Typically, Gros carries a 9-foot cross with 2-inch-tall LED lights containing short, scrolling gospel messages. He also uses a megaphone on occasion in an effort to convince raucous carousers to repent and accept Jesus as their Savior.
"Religious speech is just as important and just as protected as any other type of speech, at any time of the day," La Rue says. "The city of New Orleans has said if you are going to talk about Jesus after dark, you're a criminal. The very idea that government can tell us you can't say 'God bless you' is ridiculous."
While the expanding plethora of local ordinances is problematic, researcher William Jeynes argues that additional laws protecting prayer and Bible reading may be the solution.
"The great danger is that people are coming to the conclusion that our Constitution is subject to varying interpretations and therefore they are restricting religious rights," says Jeynes, a senior fellow at the Witherspoon Institute in Princeton, New Jersey.
Jeynes, who also is an Assemblies of God evangelist, has been instrumental in ensuring that the Bible is taught statewide in public schools in nine states. He also helped construct a constitutional prayer amendment that 83 percent of Missouri voters approved in August.
The amendment, passed earlier by overwhelming majorities in the Missouri Senate and House, ensures that public school students can pray over their lunch in a cafeteria and read their Bibles during recess or study hall. More broadly, the amendment guarantees the right of citizens - including elected officials - to pray and to acknowledge God in public settings and on public property.
Jeynes sees the recent spate of city officials trying to curtail religious expression as the fallout from the Supreme Court declaring sponsored Bible reading and organized prayer off limits in public schools half a century ago.
Curtailments have accelerated in numerous school districts, so that now students in some places are suspended for uttering, "Praise the Lord," or even for bringing a Bible to school.
"Subsequently, school administrators who are anti-Christian bigots seem to have more leeway to declare certain freedoms as impermissible," Jeynes says. Whether through ignorance or abuse, enough principals and superintendents are engaged in restricting rights to keep most Christian teachers and students intimidated about talking about their faith in public schools, Jeynes says.
"It's amazing how our society protects the rights of people to say four-letter words, but not to utter a five-letter word: Jesus," Jeynes says.

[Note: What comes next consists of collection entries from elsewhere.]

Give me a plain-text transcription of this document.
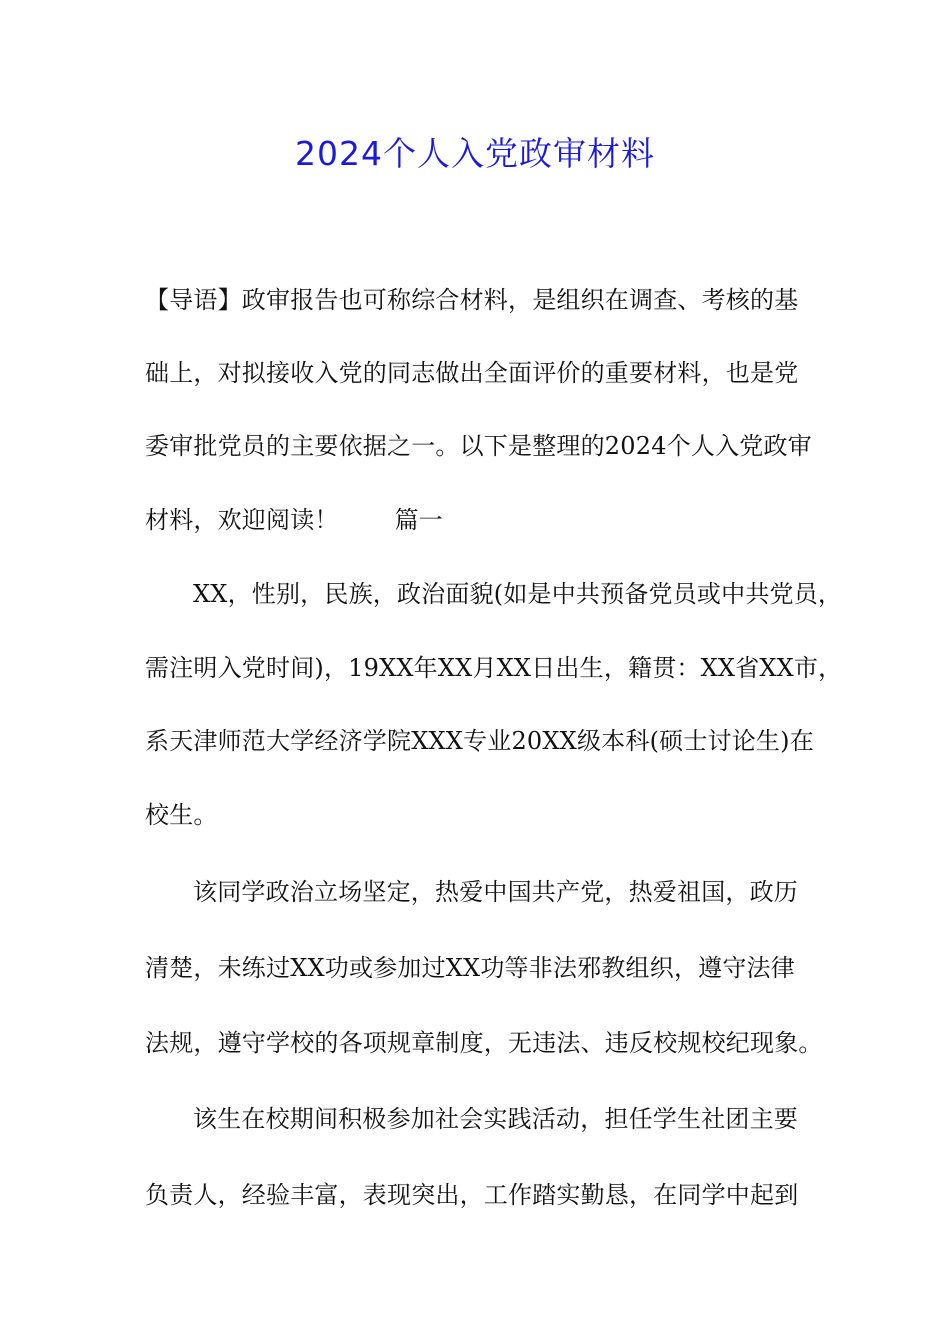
2024个人入党政审材料
【导语】政审报告也可称综合材料，是组织在调查、考核的基
础上，对拟接收入党的同志做出全面评价的重要材料，也是党
委审批党员的主要依据之一。以下是整理的2024个人入党政审
材料，欢迎阅读！ 篇一
XX，性别，民族，政治面貌(如是中共预备党员或中共党员，
需注明入党时间)，19XX年XX月XX日出生，籍贯：XX省XX市，
系天津师范大学经济学院XXX专业20XX级本科(硕士讨论生)在
校生。
该同学政治立场坚定，热爱中国共产党，热爱祖国，政历
清楚，未练过XX功或参加过XX功等非法邪教组织，遵守法律
法规，遵守学校的各项规章制度，无违法、违反校规校纪现象。
该生在校期间积极参加社会实践活动，担任学生社团主要
负责人，经验丰富，表现突出，工作踏实勤恳，在同学中起到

In Phoenix, The Rutherford Institute tangled with officials over distribution of free water by an Assemblies of God member motivated by compassion. Dana Crow-Smith handed out bottled water on a public sidewalk in 112-degree heat in July and engaged willing passersby in conversations about their religious beliefs.

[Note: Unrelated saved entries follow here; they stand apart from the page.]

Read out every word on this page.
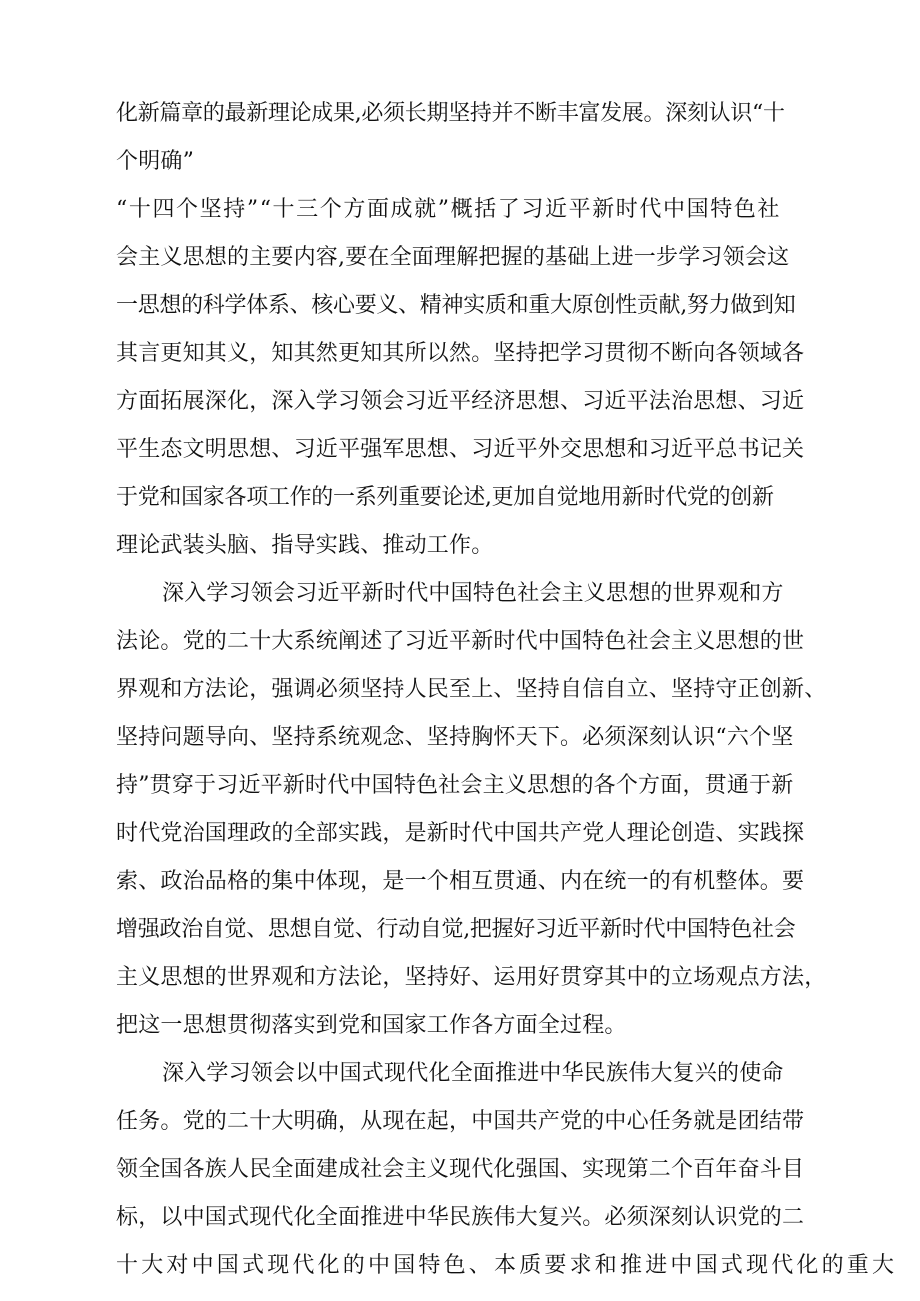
化新篇章的最新理论成果,必须长期坚持并不断丰富发展。深刻认识“十
个明确”
“十四个坚持”“十三个方面成就”概括了习近平新时代中国特色社
会主义思想的主要内容,要在全面理解把握的基础上进一步学习领会这
一思想的科学体系、核心要义、精神实质和重大原创性贡献,努力做到知
其言更知其义，知其然更知其所以然。坚持把学习贯彻不断向各领域各
方面拓展深化，深入学习领会习近平经济思想、习近平法治思想、习近
平生态文明思想、习近平强军思想、习近平外交思想和习近平总书记关
于党和国家各项工作的一系列重要论述,更加自觉地用新时代党的创新
理论武装头脑、指导实践、推动工作。
深入学习领会习近平新时代中国特色社会主义思想的世界观和方
法论。党的二十大系统阐述了习近平新时代中国特色社会主义思想的世
界观和方法论，强调必须坚持人民至上、坚持自信自立、坚持守正创新、
坚持问题导向、坚持系统观念、坚持胸怀天下。必须深刻认识“六个坚
持”贯穿于习近平新时代中国特色社会主义思想的各个方面，贯通于新
时代党治国理政的全部实践，是新时代中国共产党人理论创造、实践探
索、政治品格的集中体现，是一个相互贯通、内在统一的有机整体。要
增强政治自觉、思想自觉、行动自觉,把握好习近平新时代中国特色社会
主义思想的世界观和方法论，坚持好、运用好贯穿其中的立场观点方法，
把这一思想贯彻落实到党和国家工作各方面全过程。
深入学习领会以中国式现代化全面推进中华民族伟大复兴的使命
任务。党的二十大明确，从现在起，中国共产党的中心任务就是团结带
领全国各族人民全面建成社会主义现代化强国、实现第二个百年奋斗目
标，以中国式现代化全面推进中华民族伟大复兴。必须深刻认识党的二
十大对中国式现代化的中国特色、本质要求和推进中国式现代化的重大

A city official with the Orwellian title of "neighborhood preservation officer" approached Crow-Smith, who attends Deer Valley Worship Center in the suburb of Peoria, and told her she had to possess a $350 mobile vendor's permit to give away water. The Rutherford Institute informed the city that such action violated Crow-Smith's First Amendment right to freely exercise religion.
In October, Phoenix City Council members struck down the ordinance prohibiting distribution of free water in public.

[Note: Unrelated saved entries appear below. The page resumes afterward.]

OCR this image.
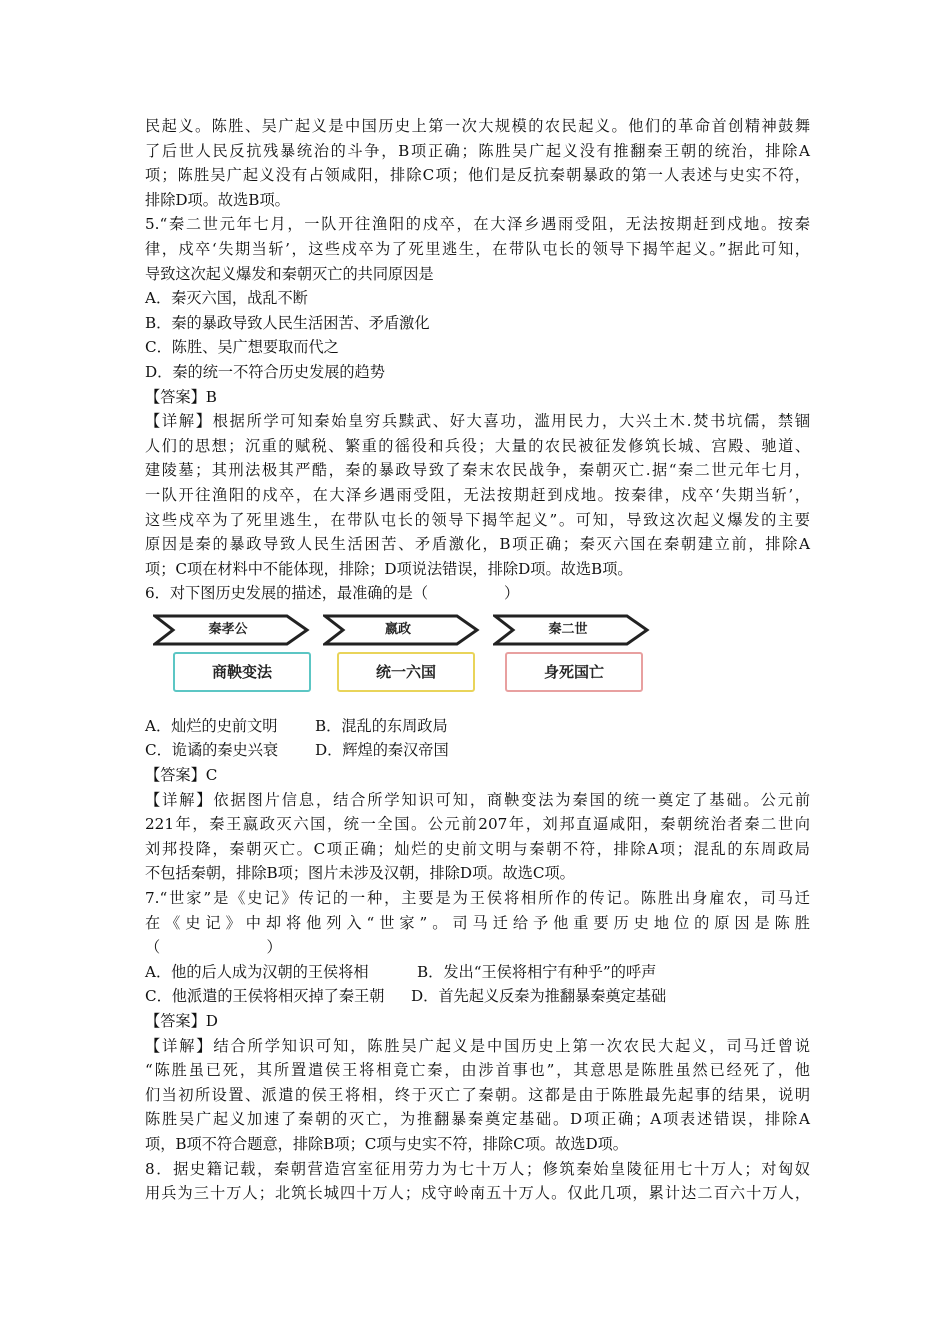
民起义。陈胜、吴广起义是中国历史上第一次大规模的农民起义。他们的革命首创精神鼓舞

了后世人民反抗残暴统治的斗争，B项正确；陈胜吴广起义没有推翻秦王朝的统治，排除A

项；陈胜吴广起义没有占领咸阳，排除C项；他们是反抗秦朝暴政的第一人表述与史实不符，

排除D项。故选B项。

5.“秦二世元年七月，一队开往渔阳的戍卒，在大泽乡遇雨受阻，无法按期赶到戍地。按秦

律，戍卒‘失期当斩’，这些戍卒为了死里逃生，在带队屯长的领导下揭竿起义。”据此可知，

导致这次起义爆发和秦朝灭亡的共同原因是

A．秦灭六国，战乱不断

B．秦的暴政导致人民生活困苦、矛盾激化

C．陈胜、吴广想要取而代之

D．秦的统一不符合历史发展的趋势

【答案】B

【详解】根据所学可知秦始皇穷兵黩武、好大喜功，滥用民力，大兴土木.焚书坑儒，禁锢

人们的思想；沉重的赋税、繁重的徭役和兵役；大量的农民被征发修筑长城、宫殿、驰道、

建陵墓；其刑法极其严酷，秦的暴政导致了秦末农民战争，秦朝灭亡.据“秦二世元年七月，

一队开往渔阳的戍卒，在大泽乡遇雨受阻，无法按期赶到戍地。按秦律，戍卒‘失期当斩’，

这些戍卒为了死里逃生，在带队屯长的领导下揭竿起义”。可知，导致这次起义爆发的主要

原因是秦的暴政导致人民生活困苦、矛盾激化，B项正确；秦灭六国在秦朝建立前，排除A

项；C项在材料中不能体现，排除；D项说法错误，排除D项。故选B项。

6．对下图历史发展的描述，最准确的是（　　　　　）

秦孝公	嬴政	秦二世
商鞅变法	统一六国	身死国亡

A．灿烂的史前文明 B．混乱的东周政局

C．诡谲的秦史兴衰 D．辉煌的秦汉帝国

【答案】C

【详解】依据图片信息，结合所学知识可知，商鞅变法为秦国的统一奠定了基础。公元前

221年，秦王嬴政灭六国，统一全国。公元前207年，刘邦直逼咸阳，秦朝统治者秦二世向

刘邦投降，秦朝灭亡。C项正确；灿烂的史前文明与秦朝不符，排除A项；混乱的东周政局

不包括秦朝，排除B项；图片未涉及汉朝，排除D项。故选C项。

7.“世家”是《史记》传记的一种，主要是为王侯将相所作的传记。陈胜出身雇农，司马迁

在《史记》中却将他列入“世家”。司马迁给予他重要历史地位的原因是陈胜

（　　　　　　　）

A．他的后人成为汉朝的王侯将相	B．发出“王侯将相宁有种乎”的呼声

C．他派遣的王侯将相灭掉了秦王朝 D．首先起义反秦为推翻暴秦奠定基础

【答案】D

【详解】结合所学知识可知，陈胜吴广起义是中国历史上第一次农民大起义，司马迁曾说

“陈胜虽已死，其所置遣侯王将相竟亡秦，由涉首事也”，其意思是陈胜虽然已经死了，他

们当初所设置、派遣的侯王将相，终于灭亡了秦朝。这都是由于陈胜最先起事的结果，说明

陈胜吴广起义加速了秦朝的灭亡，为推翻暴秦奠定基础。D项正确；A项表述错误，排除A

项，B项不符合题意，排除B项；C项与史实不符，排除C项。故选D项。

8．据史籍记载，秦朝营造宫室征用劳力为七十万人；修筑秦始皇陵征用七十万人；对匈奴

用兵为三十万人；北筑长城四十万人；戍守岭南五十万人。仅此几项，累计达二百六十万人，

Rutherford Institute founder John W. Whitehead and Jeynes believe there will be increasing numbers of instances limiting liberties unless and until Christians rise up en masse to protest.
"With so many attacks going on simultaneously, the Christian community becomes weary of fighting," Jeynes says.
Regardless of being discouraged or oppressed, Whitehead says Christians don't have the luxury of failing to respond to bullying officials.
"Churches can't be too comfortable to be bothered," Whitehead says. "It's up to churches to tell government to leave these people alone."
Nevertheless, Whitehead is encouraged by the outcome of the Crow-Smith ordeal.
"This victory in Phoenix shows that one person can stand up and change government for the better," Whitehead says. "The democratic process can work, provided that Americans care enough to make their discontent heard."